- Location: South Australia, Pinkawillinie
- Nearest city: Kyancutta
- Coordinates: 32°59′05″S 135°44′19″E﻿ / ﻿32.9848°S 135.7387°E
- Area: 2.08 km^{2} (0.80 sq mi)
- Established: 25 August 1983
- Governing body: Department for Environment and Water

= Corrobinnie Hill Conservation Park =

Protected area in South Australia

Corrobinnie Hill Conservation Park is a protected area in the Australian state of South Australia located on the Eyre Peninsula in the gazetted locality of Pinkawillinie about 24 km west of the town centre in Kyancutta.

The conservation park was proclaimed on 25 August 1983 under the state's National Parks and Wildlife Act 1972. Its name was derived from Corrobinnie Hill which is located within its boundaries. As of June 2016, the conservation park covered an area of 2.08 km2.

The land surrounding the conservation park which is crown land and which is described in cadastral terms as “allotment 1 of Deposited Plan No. 33659, Hundred of Hill” was dedicated on 11 November 1993 under the Crown Lands Act 1929 as part of the conservation reserve known as the Pinkawillinie Conservation Reserve. On 21 November 2002, the surrounding land was added by proclamation to the Pinkawillinie Conservation Park.

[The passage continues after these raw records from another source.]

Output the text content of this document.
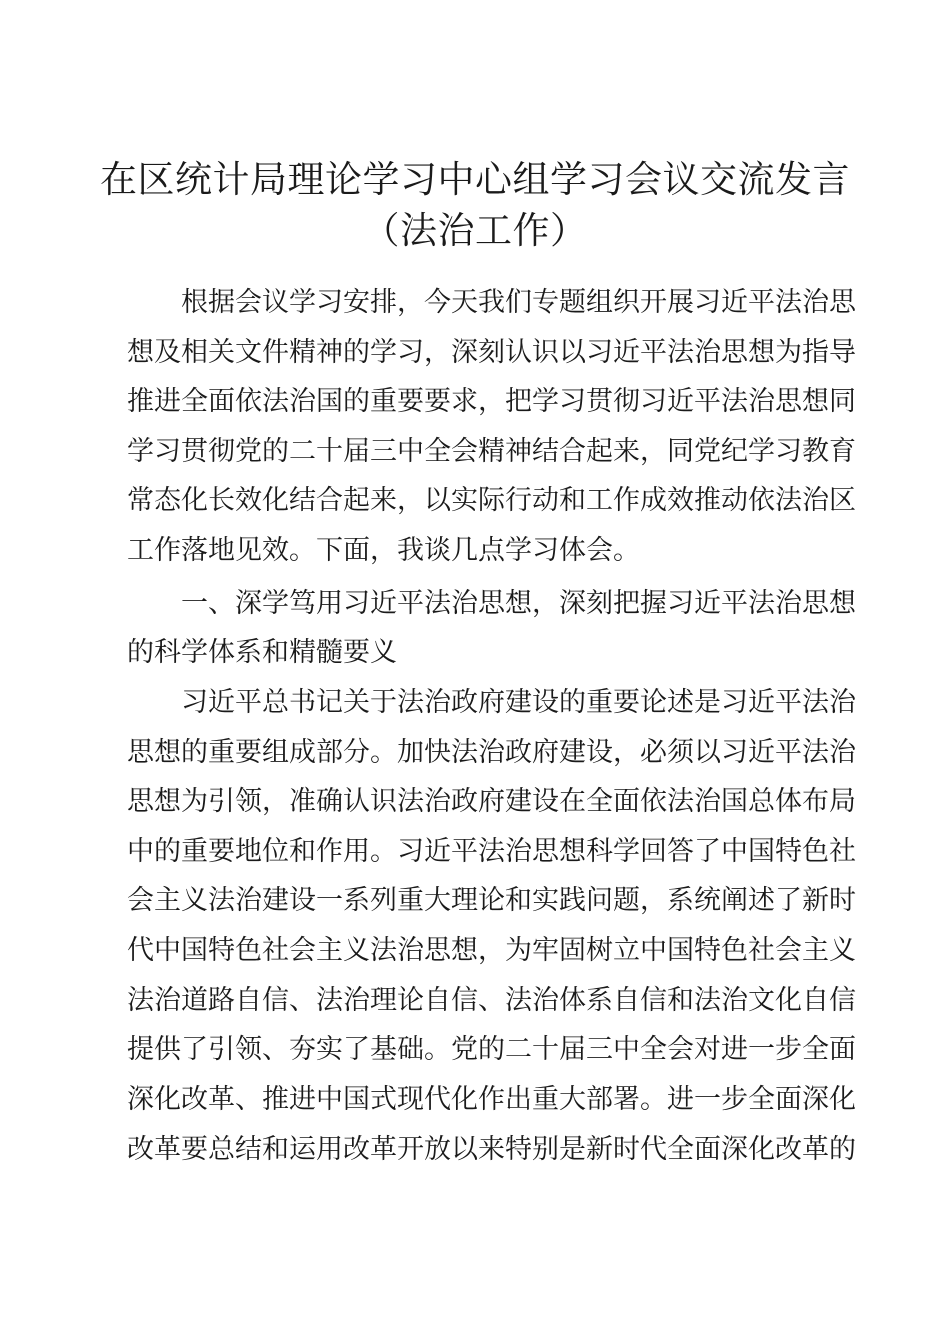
在区统计局理论学习中心组学习会议交流发言
（法治工作）
根据会议学习安排，今天我们专题组织开展习近平法治思
想及相关文件精神的学习，深刻认识以习近平法治思想为指导
推进全面依法治国的重要要求，把学习贯彻习近平法治思想同
学习贯彻党的二十届三中全会精神结合起来，同党纪学习教育
常态化长效化结合起来，以实际行动和工作成效推动依法治区
工作落地见效。下面，我谈几点学习体会。
一、深学笃用习近平法治思想，深刻把握习近平法治思想
的科学体系和精髓要义
习近平总书记关于法治政府建设的重要论述是习近平法治
思想的重要组成部分。加快法治政府建设，必须以习近平法治
思想为引领，准确认识法治政府建设在全面依法治国总体布局
中的重要地位和作用。习近平法治思想科学回答了中国特色社
会主义法治建设一系列重大理论和实践问题，系统阐述了新时
代中国特色社会主义法治思想，为牢固树立中国特色社会主义
法治道路自信、法治理论自信、法治体系自信和法治文化自信
提供了引领、夯实了基础。党的二十届三中全会对进一步全面
深化改革、推进中国式现代化作出重大部署。进一步全面深化
改革要总结和运用改革开放以来特别是新时代全面深化改革的
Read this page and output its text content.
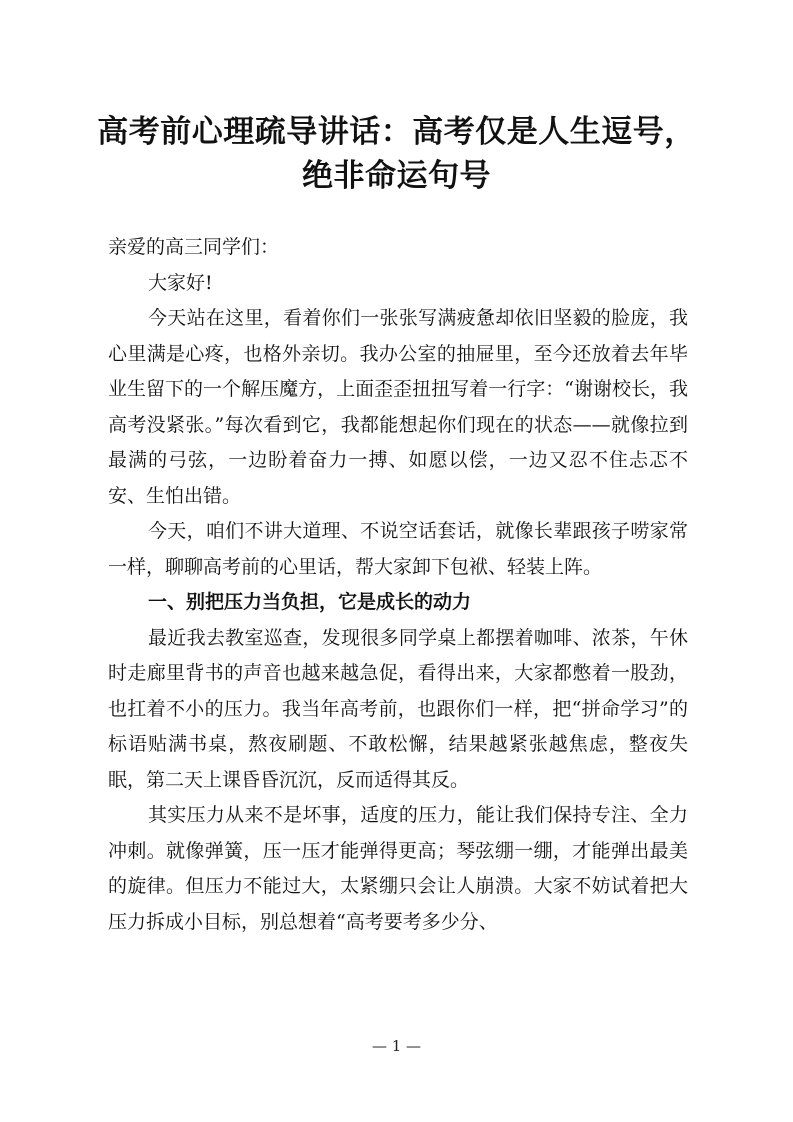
高考前心理疏导讲话：高考仅是人生逗号，
绝非命运句号

亲爱的高三同学们：

大家好!

今天站在这里，看着你们一张张写满疲惫却依旧坚毅的脸庞，我心里满是心疼，也格外亲切。我办公室的抽屉里，至今还放着去年毕业生留下的一个解压魔方，上面歪歪扭扭写着一行字：“谢谢校长，我高考没紧张。”每次看到它，我都能想起你们现在的状态——就像拉到最满的弓弦，一边盼着奋力一搏、如愿以偿，一边又忍不住忐忑不安、生怕出错。

今天，咱们不讲大道理、不说空话套话，就像长辈跟孩子唠家常一样，聊聊高考前的心里话，帮大家卸下包袱、轻装上阵。

一、别把压力当负担，它是成长的动力

最近我去教室巡查，发现很多同学桌上都摆着咖啡、浓茶，午休时走廊里背书的声音也越来越急促，看得出来，大家都憋着一股劲，也扛着不小的压力。我当年高考前，也跟你们一样，把“拼命学习”的标语贴满书桌，熬夜刷题、不敢松懈，结果越紧张越焦虑，整夜失眠，第二天上课昏昏沉沉，反而适得其反。

其实压力从来不是坏事，适度的压力，能让我们保持专注、全力冲刺。就像弹簧，压一压才能弹得更高；琴弦绷一绷，才能弹出最美的旋律。但压力不能过大，太紧绷只会让人崩溃。大家不妨试着把大压力拆成小目标，别总想着“高考要考多少分、

— 1 —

As of 2010, the conservation park was operated in association with the Pinkawillinie Conservation Park. It can only be accessed by four-wheel drive vehicle only via the “Number 17 Stock Route”. It is reported as being “one of the most popular attractions” in the Pinkawillinie Conservation Park due to the presence of Corrobinnie Hill, a hill “consisting of unusually shaped, weathered, granite rocks”.

The conservation park is classified as an IUCN Category III protected area.